The negative leg of the LED is inserted in the negative rail of the breadboard, the positive leg is inserted inline of the negative leg on the central portion of board with a 150ohm resistor and one end of a solder-less wire.

Step 3: Repeat

Repeat the configuration for as many LEDs as you require.

Step 4: Connecting to ArduinoUNO

Identify the input/output pins on the ArduinoUNO circuit board. Connect the other ends of the solder-less wires in the same order, starting at pin 2. The first two pins, 0 and 1, are unavailable for the type of connections we're making without extra steps.
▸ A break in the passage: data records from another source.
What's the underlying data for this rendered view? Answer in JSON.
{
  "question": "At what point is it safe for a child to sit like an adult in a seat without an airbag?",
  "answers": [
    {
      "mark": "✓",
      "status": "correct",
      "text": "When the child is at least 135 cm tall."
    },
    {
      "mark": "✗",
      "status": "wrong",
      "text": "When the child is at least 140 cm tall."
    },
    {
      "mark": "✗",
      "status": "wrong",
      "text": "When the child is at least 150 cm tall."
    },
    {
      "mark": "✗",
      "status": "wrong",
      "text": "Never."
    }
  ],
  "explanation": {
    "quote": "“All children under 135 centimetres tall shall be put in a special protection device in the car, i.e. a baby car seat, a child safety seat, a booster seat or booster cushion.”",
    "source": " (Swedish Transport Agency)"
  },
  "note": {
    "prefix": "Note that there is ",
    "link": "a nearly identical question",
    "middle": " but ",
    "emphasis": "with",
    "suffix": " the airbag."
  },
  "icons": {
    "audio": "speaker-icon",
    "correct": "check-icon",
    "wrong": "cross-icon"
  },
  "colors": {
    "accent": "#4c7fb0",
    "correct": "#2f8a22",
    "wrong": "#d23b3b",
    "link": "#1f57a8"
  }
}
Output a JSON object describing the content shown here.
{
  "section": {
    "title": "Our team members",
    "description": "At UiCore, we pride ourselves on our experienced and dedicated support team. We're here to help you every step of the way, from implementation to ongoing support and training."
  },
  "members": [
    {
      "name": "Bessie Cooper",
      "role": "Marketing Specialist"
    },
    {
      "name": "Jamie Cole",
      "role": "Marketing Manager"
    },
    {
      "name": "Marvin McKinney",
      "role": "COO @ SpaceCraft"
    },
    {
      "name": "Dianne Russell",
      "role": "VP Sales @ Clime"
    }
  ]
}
Step 5: Completing the Circuit

Locate the GND pin in line with the other output/input pins. This is the ground for completing the circuit. Connect the extra long solder-less wire at the GND pin and to the negative rail of the breadboard. In the configuration shown, I accidentally left no room for the ground wire toward the center of the board, so I crossed to the end of the breadboard so as not to interrupt the continuity of the LED effect.

Step 6: Coding

The Arduino programming software includes an example program called Blink. Starting with this code as a template, I named the LEDs led1-led10 as constant variables and assigned them to the input/output pins.

Set each pin to output.

The basic concept for the effect is that the two LEDs in the center of the line:

5 and 6, will turn on, then off, then

4 and 7 will turn on, then off, then

3 and 8 will turn on, then off, then

2 and 9 will turn on, then off, then

1 and 10 will turn on, then off.

Between each pair of LEDs turning on and off, there is a timed delay. After playing with the values using the find and replace feature of the coding software, I selected 200 as the duration that matched the sample clip most closely.

const int led1 = 2;

const int led2 = 3;

const int led3 = 4;

const int led4 = 5;

const int led5 = 6;

const int led6 = 7;

const int led7 = 8;

const int led8 = 9;

const int led9 = 10;

const int led10 = 11;

void setup() {

pinMode(led1, OUTPUT);

pinMode(led2, OUTPUT);

pinMode(led3, OUTPUT);

pinMode(led4, OUTPUT);

pinMode(led5, OUTPUT);

pinMode(led6, OUTPUT);

pinMode(led7, OUTPUT);

pinMode(led8, OUTPUT);

pinMode(led9, OUTPUT);

pinMode(led10, OUTPUT); }

void loop() {

digitalWrite(led5, HIGH);

digitalWrite(led6, HIGH);


digitalWrite(led5, LOW);

digitalWrite(led6, LOW);

digitalWrite(led4, HIGH);

digitalWrite(led7, HIGH);


digitalWrite(led4, LOW);

digitalWrite(led7, LOW);

digitalWrite(led3, HIGH);

digitalWrite(led8, HIGH);


digitalWrite(led3, LOW);

digitalWrite(led8, LOW);

digitalWrite(led2, HIGH);

digitalWrite(led9, HIGH);


digitalWrite(led2, LOW);

digitalWrite(led9, LOW);

digitalWrite(led1, HIGH);

digitalWrite(led10, HIGH);


digitalWrite(led1, LOW);

digitalWrite(led10, LOW);


Step 7: Launch Code

Connect the ArduinoUNO circuit board to a computer with the USB cable. Make sure that the correct port is selected to upload the code to the hardware.